Invisible Monsters | by Chuck Palahniuk

Invisible Monsters

Invisible Monsters by Chuck Palahniuk
(W. W. Norton & Company, 1999, 304 pages)

When I read Fight Club for SCC’s Between the Covers book club last year I didn’t expect to like it as much as I did, but I liked it enough to want to explore more of Palahniuk’s work which led me to Invisible Monsters. The author’s writing style is very distinct and the story jumps around in time a lot as the story progresses. We’re not privy to the protagonists’ real name until close to the end of the book, but our main character is a young woman who was working toward a promising modeling career. This career ended abruptly when a gunshot to the face left her without her lower jaw – where once all you could see was her beauty it now appears that she has become invisible as people do what they can to avoid making eye contact.

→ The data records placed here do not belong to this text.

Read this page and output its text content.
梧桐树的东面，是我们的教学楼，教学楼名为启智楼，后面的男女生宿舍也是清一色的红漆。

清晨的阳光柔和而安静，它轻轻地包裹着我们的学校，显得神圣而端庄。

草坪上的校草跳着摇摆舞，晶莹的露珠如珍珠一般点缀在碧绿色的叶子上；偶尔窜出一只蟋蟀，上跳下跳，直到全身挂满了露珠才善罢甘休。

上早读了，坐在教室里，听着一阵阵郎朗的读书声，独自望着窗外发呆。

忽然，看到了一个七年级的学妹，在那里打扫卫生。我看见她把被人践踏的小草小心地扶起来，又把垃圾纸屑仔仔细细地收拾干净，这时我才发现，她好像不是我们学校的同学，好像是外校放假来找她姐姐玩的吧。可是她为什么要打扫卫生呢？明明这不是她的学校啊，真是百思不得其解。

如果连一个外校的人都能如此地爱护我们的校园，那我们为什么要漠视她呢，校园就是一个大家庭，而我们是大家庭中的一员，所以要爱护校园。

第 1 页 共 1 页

As our main character journeys through this new “life” of hers we are introduced to a diverse cast of characters that are along for the ride. Brandy Alexander, a gorgeous woman who is in the process of transitioning from being a man; Manus, our narrator’s former fiance who is connected to almost everyone else in the story; Evie, our narrator’s former best friend; and the Rhea sisters, a group of drag queens responsible for leading Brandy Alexander down her path to a new identity. We travel primarily with the narrator, Brandy, and Manus as they trek across the country looking for high-end homes for sale from which they steal a steady supply of all kinds of prescription drugs.

Each character in the novel is seeking out a new identity, a new way of being seen by the rest of the world. It’s hard to really summarize but I will say it’s an entertaining reading experience. It wasn’t what I’d expected, but I know to expect that now when reading Palahniuk’s work. If you’re intrigued I recommend picking it up.